En 1670, le Père Albanel, chargé de la mission, arriva à Tadoussac au plus fort d’une épidémie. Deux ans après, il faisait le premier voyage à la mer de Hudson par le Saguenay.

* * *


Ce n’était pas seulement la mission de Tadoussac que les Jésuites avaient à desservir dans cette partie du pays ; leur ministère s’étendait depuis le Saguenay jusqu’aux Sept-Îles, vis-à-vis l’île d’Anticosti, et, en arrière, dans le nord, aussi loin que les sauvages pénétraient dans leurs courses. Ainsi, le Père Crépieul, qui fut chargé de la mission de Tadoussac jusqu’en 1702, raconte qu’il desservait également la mission montagnaise le long de la rivière Chicoutimi, celle de Saint-Charles, au Lac Saint-Jean, celle de Saint-Ignace sur la rivière Nekoubau, à l’ouest du Lac, et celle de la Sainte-Famille, au grand lac des Mistassins. (C’est durant l’apostolat du Père Crépieul que la chapelle Saint-François-Xavier, à Chicoutimi, fut rebâtie, aux frais du sieur Hazeur, par Paul Quartier, charpentier, Cotté et Baiargeon, sous la direction du sieur Robert Drouard).

Outre que, pour le missionnaire, l’existence était alors pleine de périls, elle ne lui présentait encore que des dégoûts et des objets tellement repoussants que, pour ne pas être vaincu par la répugnance, il lui fallait un esprit de sacrifice surhumain, une foi capable de tout surmonter.

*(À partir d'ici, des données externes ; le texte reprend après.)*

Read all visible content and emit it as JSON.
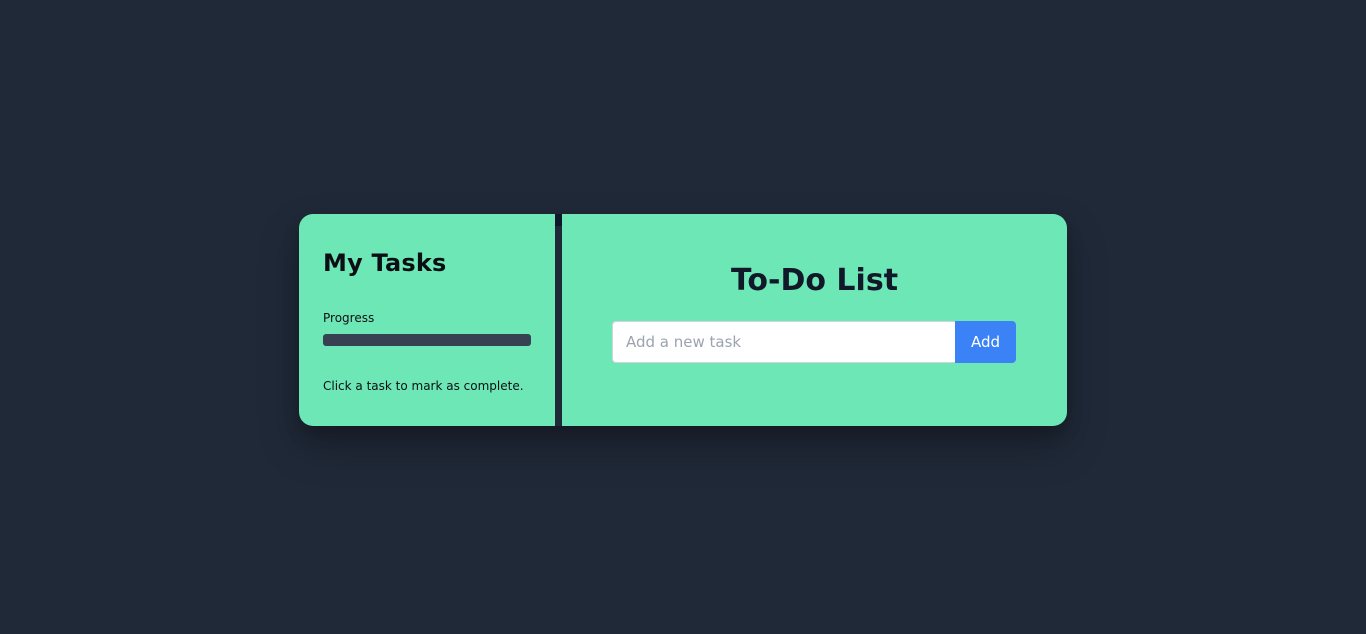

On peut s’en convaincre par le tableau qu’a fait lui-même le Père Crépieul de tout ce qu’il avait à subir dans ces pénibles et interminables expéditions où un ennui accablant ne cessait de peser sur le cœur du missionnaire, et parfois brisait toutes les forces dont il avait besoin pour le combattre. Voici ce tableau que nous reproduisons en entier, quoiqu’il se trouve dans le deuxième volume des « Missions du Canada », publiées par le Père Martin ; nous le croyons également à sa place dans cet ouvrage :


« LA VIE D’UN MISSIONNAIRE MONTAGNAIS PRÉSENTÉE AUX SUCCESSEURS
MONTAGNAIS, POUR LEUR INSTRUCTION ET POUR LEUR
GRANDE CONSOLATION, PAR LE P. FRANÇOIS CRÉPIEUL,
JÉSUITE ET SERVITEUR INUTILE DES MISSIONS DU
CANADA, DEPUIS 1671 JUSQU’À 1607. »




« La vie d’un missionnaire montagnais est un long et lent martyre, un exercice presque continuel de patience et de mortification, une vie vraiement pénitente et humiliante, surtout dans les cabanes et dans les chemins avec les sauvages.

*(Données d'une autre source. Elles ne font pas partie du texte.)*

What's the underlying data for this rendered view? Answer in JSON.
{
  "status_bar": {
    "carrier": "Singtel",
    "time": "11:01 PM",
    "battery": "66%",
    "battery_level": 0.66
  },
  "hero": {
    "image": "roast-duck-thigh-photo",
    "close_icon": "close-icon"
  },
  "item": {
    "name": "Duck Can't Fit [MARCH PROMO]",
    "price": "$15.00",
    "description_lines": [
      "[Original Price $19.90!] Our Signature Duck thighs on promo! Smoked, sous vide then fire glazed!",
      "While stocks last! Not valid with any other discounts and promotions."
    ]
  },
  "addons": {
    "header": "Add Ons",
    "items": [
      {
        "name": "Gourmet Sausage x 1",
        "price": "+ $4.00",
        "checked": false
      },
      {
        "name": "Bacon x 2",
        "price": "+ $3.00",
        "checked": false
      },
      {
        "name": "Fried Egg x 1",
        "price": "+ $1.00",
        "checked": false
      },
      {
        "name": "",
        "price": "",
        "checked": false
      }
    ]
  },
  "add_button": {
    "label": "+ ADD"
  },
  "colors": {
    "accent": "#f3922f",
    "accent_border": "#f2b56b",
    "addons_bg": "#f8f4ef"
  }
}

« 1. La cabane est composée de perches et d’écorces de bouleau, et entourée de branches de sapin qui couvrent la neige et la terre gelée.

« 2. Le missionnaire presque tout le jour est assis ou à genoux, exposé à une fumée continuelle pendant l’hiver.

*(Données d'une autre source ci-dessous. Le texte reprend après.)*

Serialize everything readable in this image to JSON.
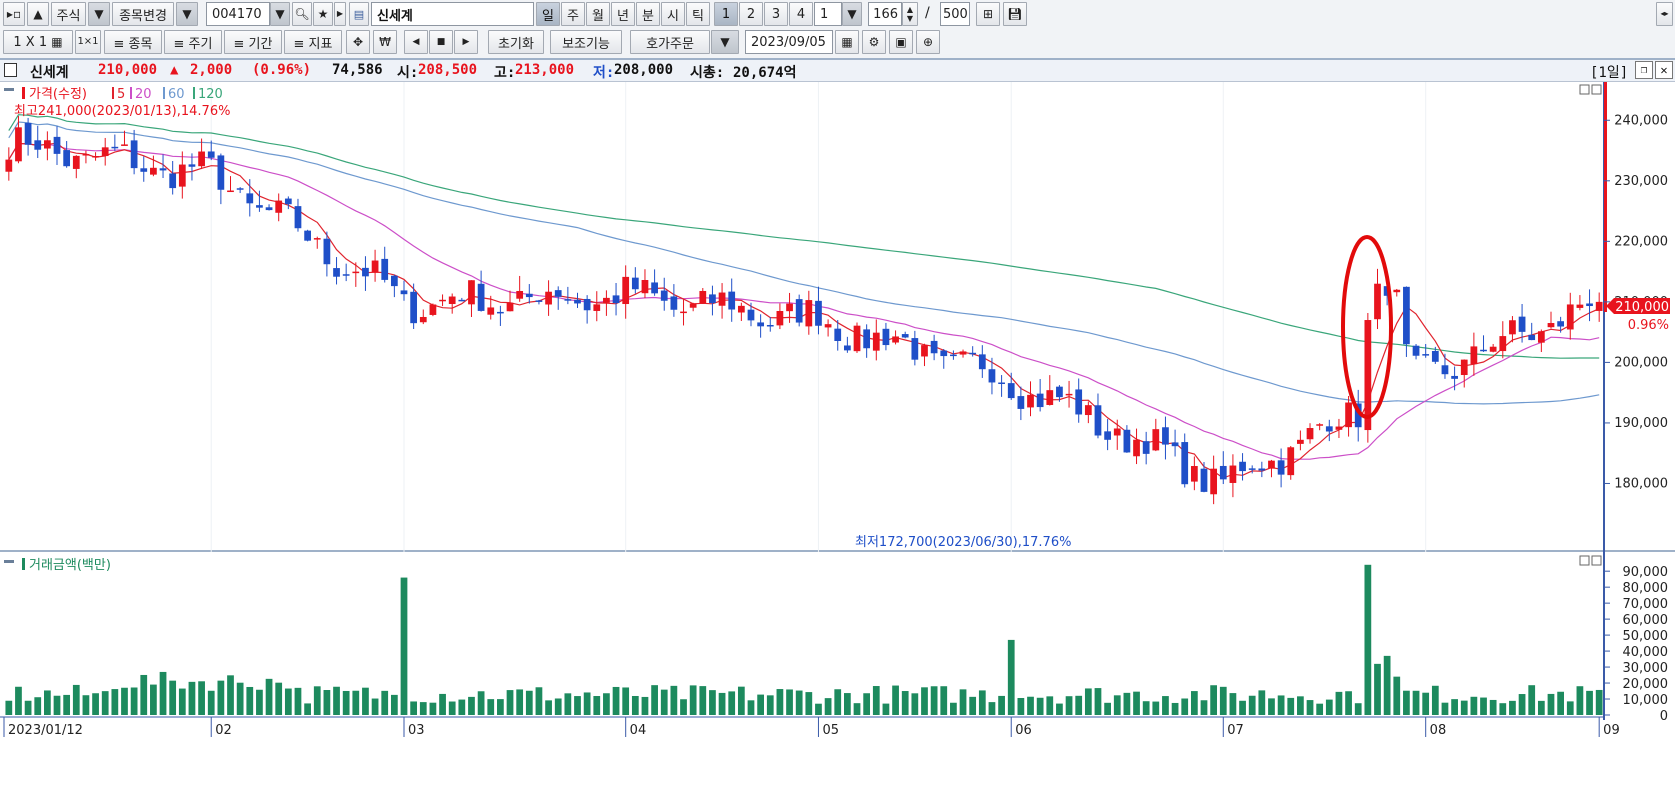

« 3. Quelquefois il sue le jour ; le plus souvent il a froid pendant la nuit. Il couche vestu sur la terre gelée et quelquefois sur la neige couverte de quelques branches assez rudes.

« 4. Il mange dans un ouragan (plat) assez rarement net ou lavé, et le plus souvent essuyé avec une peau grasse ou léchée par les chiens. Il mange quand il y a de quoi manger et quand on lui en présente. Quelquefois la viande n’est que demi-cuite, quelquefois elle est fort dure, surtout la boucanée, séchée à la cheminée. Pour l’ordinaire, on ne fait qu’une fois chaudière, et au temps de l’abondance deux fois ; mais il ne dure guère.

« 5. Les souliers sauvages et la peau des chiens lui servent de serviettes, comme font les cheveux aux sauvages et aux sauvagesses.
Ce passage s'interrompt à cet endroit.